Los Angeles County could create nearly 29,000 jobs and reduce climate change–causing emissions by more than a million tons per year if just 5 percent of available rooftop space had solar panels, according to a report released Nov. 13 by the UCLA Luskin Center for Innovation and the Environmental Defense Fund.
According to the report, "Los Angeles Solar and Efficiency Report (LASER): Atlas of Investment Potential for LA County," capturing this 5 percent of solar capacity would also reduce carbon dioxide emissions by 1.25 million tons, equivalent to avoiding the emissions of more than 250,000 cars annually.
The Environmental Defense Fund commissioned the LASER Atlas, which was produced by the Luskin Center.

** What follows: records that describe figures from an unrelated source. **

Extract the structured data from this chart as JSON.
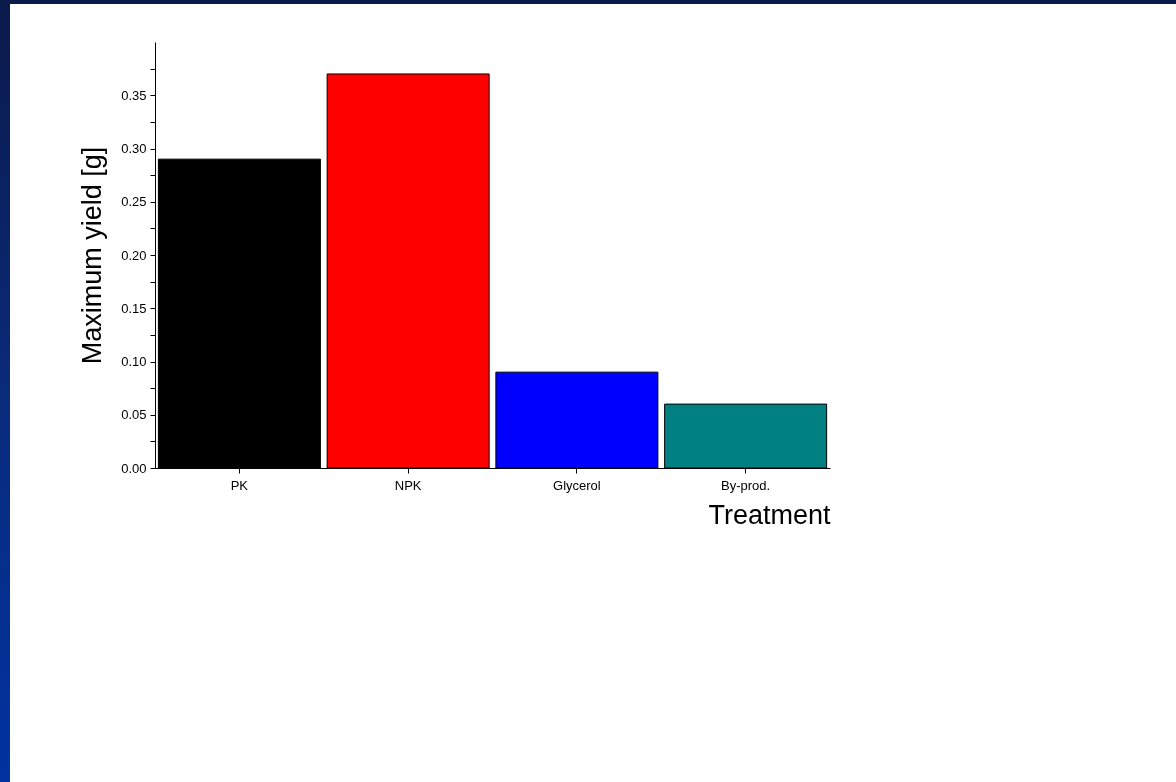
{
  "chart_data": {
    "type": "bar",
    "xlabel": "Treatment",
    "ylabel": "Maximum yield [g]",
    "categories": [
      "PK",
      "NPK",
      "Glycerol",
      "By-prod."
    ],
    "values": [
      0.29,
      0.37,
      0.09,
      0.06
    ],
    "colors": [
      "#000000",
      "#ff0000",
      "#0000ff",
      "#008080"
    ],
    "ylim": [
      0,
      0.4
    ],
    "yticks": [
      {
        "value": 0,
        "label": "0.00"
      },
      {
        "value": 0.025,
        "label": null
      },
      {
        "value": 0.05,
        "label": "0.05"
      },
      {
        "value": 0.075,
        "label": null
      },
      {
        "value": 0.1,
        "label": "0.10"
      },
      {
        "value": 0.125,
        "label": null
      },
      {
        "value": 0.15,
        "label": "0.15"
      },
      {
        "value": 0.175,
        "label": null
      },
      {
        "value": 0.2,
        "label": "0.20"
      },
      {
        "value": 0.225,
        "label": null
      },
      {
        "value": 0.25,
        "label": "0.25"
      },
      {
        "value": 0.275,
        "label": null
      },
      {
        "value": 0.3,
        "label": "0.30"
      },
      {
        "value": 0.325,
        "label": null
      },
      {
        "value": 0.35,
        "label": "0.35"
      },
      {
        "value": 0.375,
        "label": null
      }
    ],
    "grid": false
  }
}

The detailed maps that make up the atlas provide a tool to help local decision-makers and community members think strategically about investing new state funding.
The report maps the areas in each of nine Los Angeles County sub-regions where there is good potential for cost-effective solar energy and energy-efficiency improvements to local buildings. It also identifies where investment is needed the most. There is significant overlap between areas of strong physical potential, as defined by infrastructure, and disadvantaged areas, as identified by environmental health and socioeconomic data.
The LASER Atlas indicates that nearly 1.5 million buildings in Los Angeles County were built before energy-efficiency codes went into effect. This means that 80 percent of all buildings in the county have potential for cost-saving, energy-efficiency investments.